Sheriff’s deputies and Maine state police responded in force Friday afternoon to the MIA glampground in Bar Harbor, where approximately three dozen deep-pocketed campers went on a destructive rampage after realizing that their afternoon soirees had been serving boxed wines. Tents were toppled, bed linens were strewn around the grounds and the heated swimming pool was tinged a dark red, with empty wine boxes bobbing on the water.
Glampground employees, who had barricaded themselves in the exercise room until law enforcement authorities responded to their frantic cell phone calls, said everything had been normal at the 20-acre facility until the afternoon wine and cheese party. At that point, said glampground manager Horace Quimbly, “one of the guests screamed that she couldn’t endure it any longer–that there was a limit to how much she could take. That seemed to trigger something in the other guests, and the next thing you know they turned into a raving mob.”
A state police representative confirmed the manager’s account, noting that the glampers had become so unruly that caviar had been smeared on guests’ cars in the parking lot. “What kind of animals would damage their own property?” he asked, shaking his head ruefully while pointing at the streaked windshield of a Jaguar F-Type sports car, “this place sucks” scrawled in the dripping roe.
Police ended up handcuffing three of the most belligerent glampers and writing arrest warrants for a dozen more for disturbing the peace and malicious destruction of private property, and by early evening a troubled peace had descended on the premises. But clumps of glampers in animated conversation could be seen around the grounds, furtively glancing over their shoulders as they exchanged complaints about the facility.

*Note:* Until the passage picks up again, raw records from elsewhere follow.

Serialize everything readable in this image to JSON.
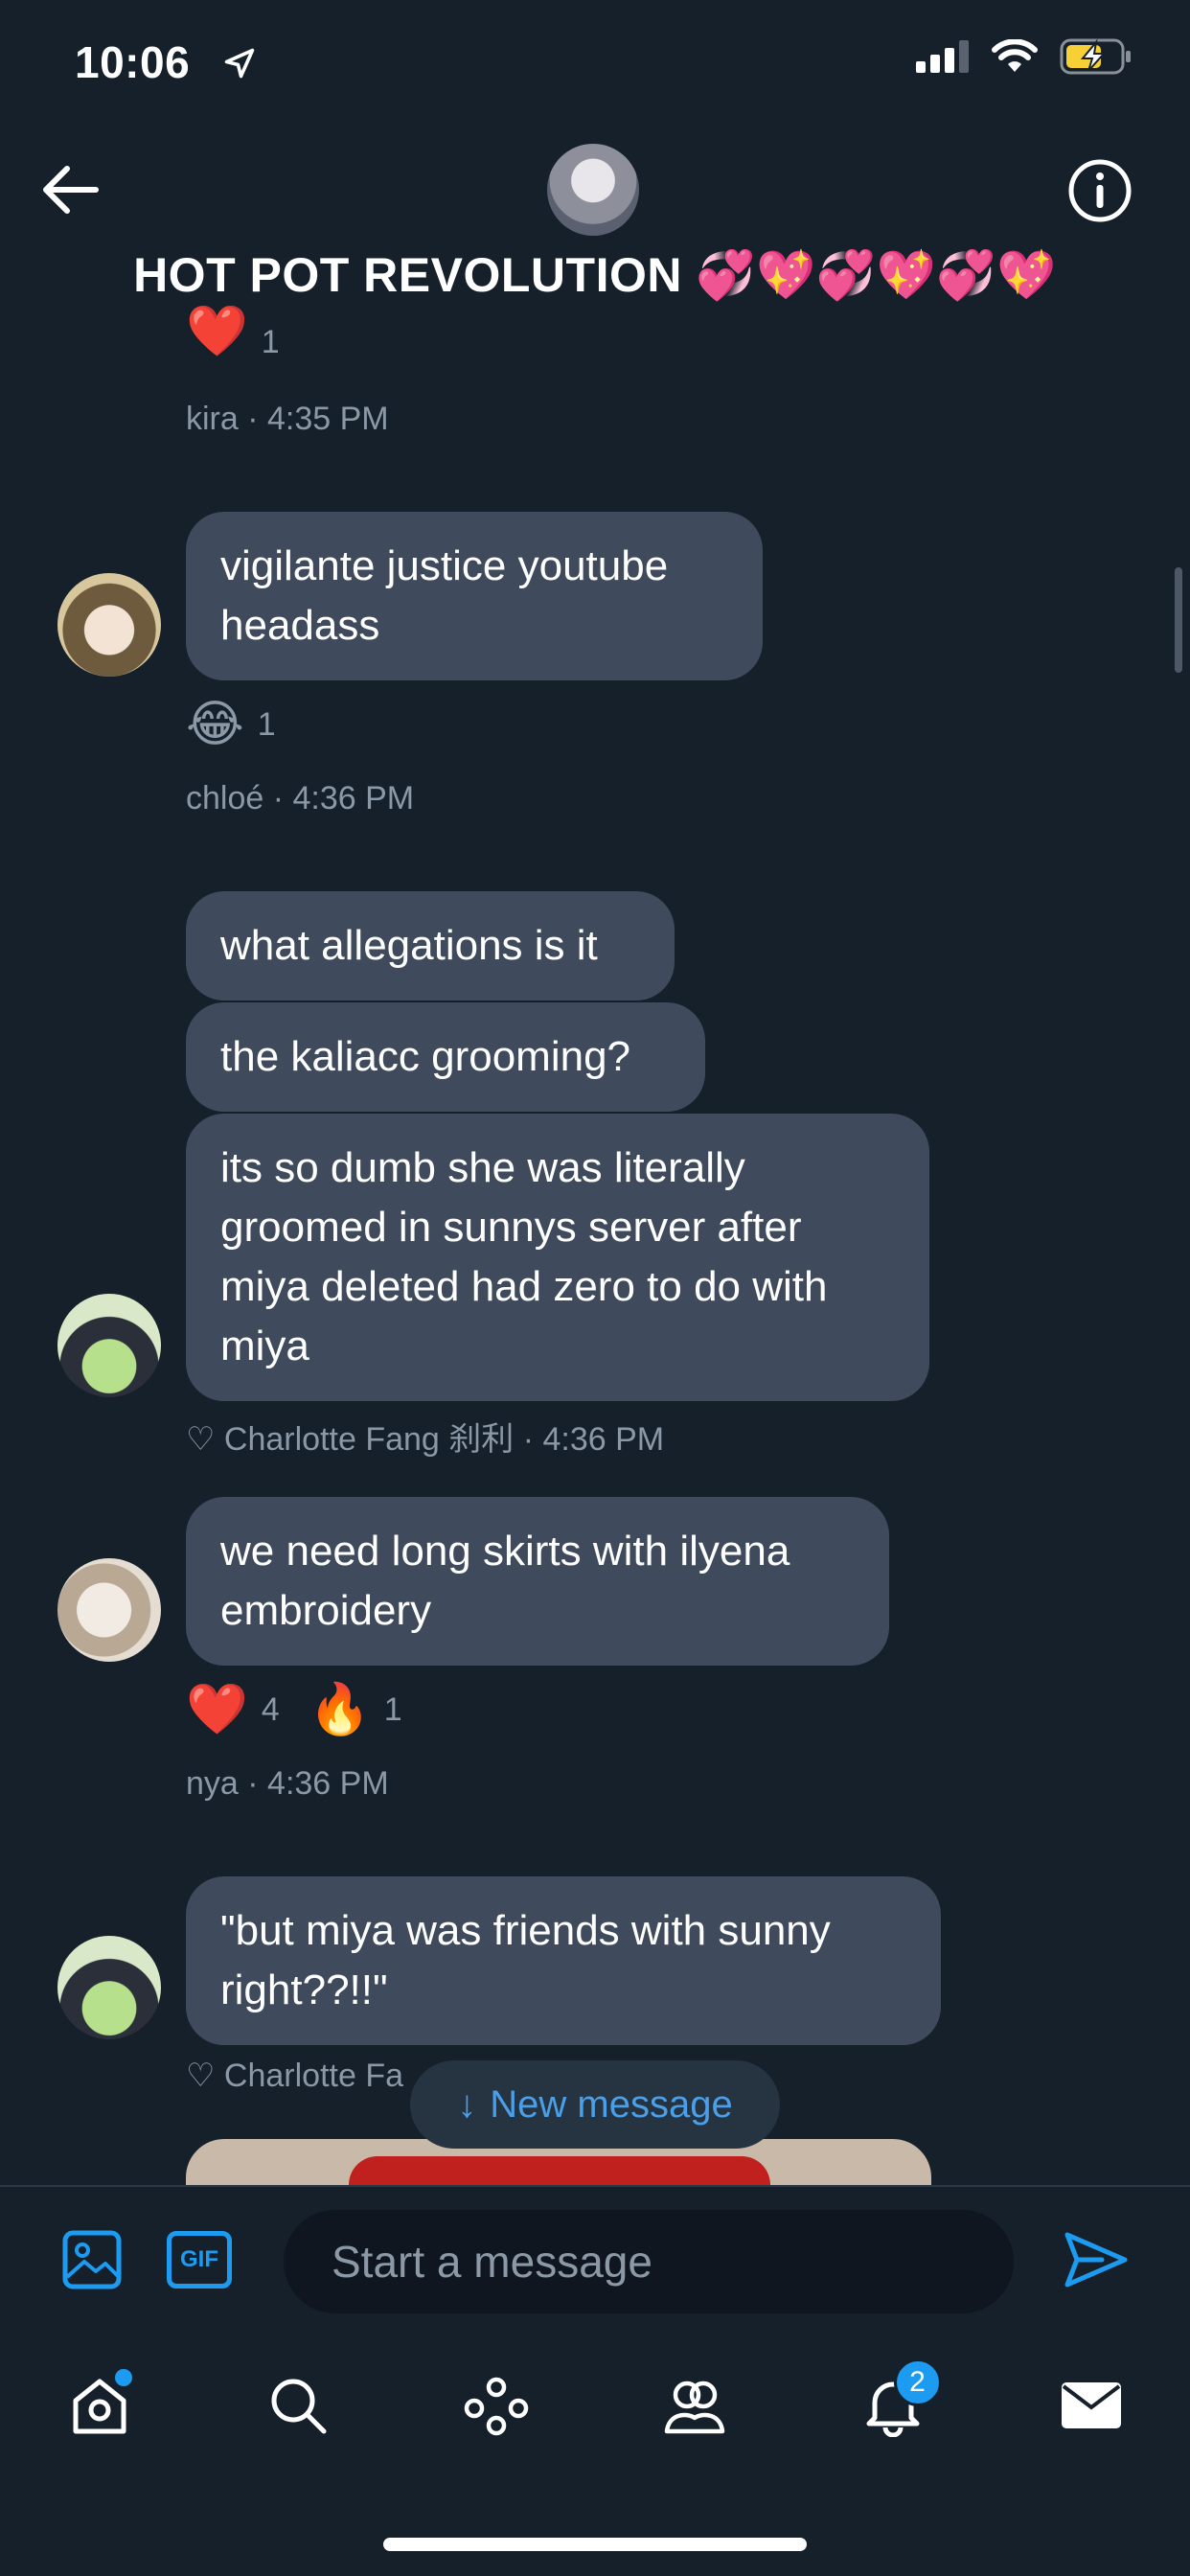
{
  "status_bar": {
    "time": "10:06"
  },
  "header": {
    "title": "HOT POT REVOLUTION 💞💖💞💖💞💖"
  },
  "messages": [
    {
      "reactions": [
        {
          "emoji": "❤️",
          "count": "1"
        }
      ],
      "meta": "kira  · 4:35 PM"
    },
    {
      "bubbles": [
        "vigilante justice youtube headass"
      ],
      "reactions": [
        {
          "emoji": "😂",
          "count": "1"
        }
      ],
      "meta": "chloé  · 4:36 PM"
    },
    {
      "bubbles": [
        "what allegations is it",
        "the kaliacc grooming?",
        "its so dumb she was literally groomed in sunnys server after miya deleted had zero to do with miya"
      ],
      "meta": "♡ Charlotte Fang 刹利  · 4:36 PM"
    },
    {
      "bubbles": [
        "we need long skirts with ilyena embroidery"
      ],
      "reactions": [
        {
          "emoji": "❤️",
          "count": "4"
        },
        {
          "emoji": "🔥",
          "count": "1"
        }
      ],
      "meta": "nya  · 4:36 PM"
    },
    {
      "bubbles": [
        "\"but miya was friends with sunny right??!!\""
      ],
      "meta": "♡ Charlotte Fa"
    }
  ],
  "new_message_pill": {
    "label": "New message",
    "arrow": "↓"
  },
  "composer": {
    "placeholder": "Start a message",
    "gif_label": "GIF"
  },
  "nav": {
    "notifications_badge": "2"
  },
  "colors": {
    "background": "#15202b",
    "bubble": "#3f4b5c",
    "accent": "#1d9bf0",
    "meta": "#8b98a5"
  }
}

“The port and blue stilton were of acceptable quality,” fumed Olivia Sharpton, 46, of Mamaroneck, N.Y., describing the day’s events to a reporter. “But we had been wondering about the pinot noir that they were pairing up with a very nice gruyere –the cheese quite overwhelmed the wine, which was extremely distressing. Quel dommage! But then we discovered, quite by accident, that we’d been served an Oregon boxed varietal that they had decanted into Chateau Latour bottles. What were they thinking? That we wouldn’t know the difference? That’s outrageous!”
“That was absolutely the last straw,” chimed in her husband, Oliver Sharpton, 73. “It’s been one thing after another, ever since we arrived Monday. The hot tub was consistently at just 99 degrees, no matter how much we complained. The thread count of our linens could not have been higher than 400, which means we essentially were sleeping in burlap sacks. And the weather! Fog in the mornings, showers in the afternoons and mosquitoes in the evening–do these people have no regard for their paying guests?”
As others in their small group nodded in agreement, a portly gentlemen in a white linen suit who declined to give his name summed up the overall sentiment. “I’m all for roughing it and getting out into nature,” he said. “But there are limits!”
[Editor’s note: this should go without saying, but this post is a satire–just barely.]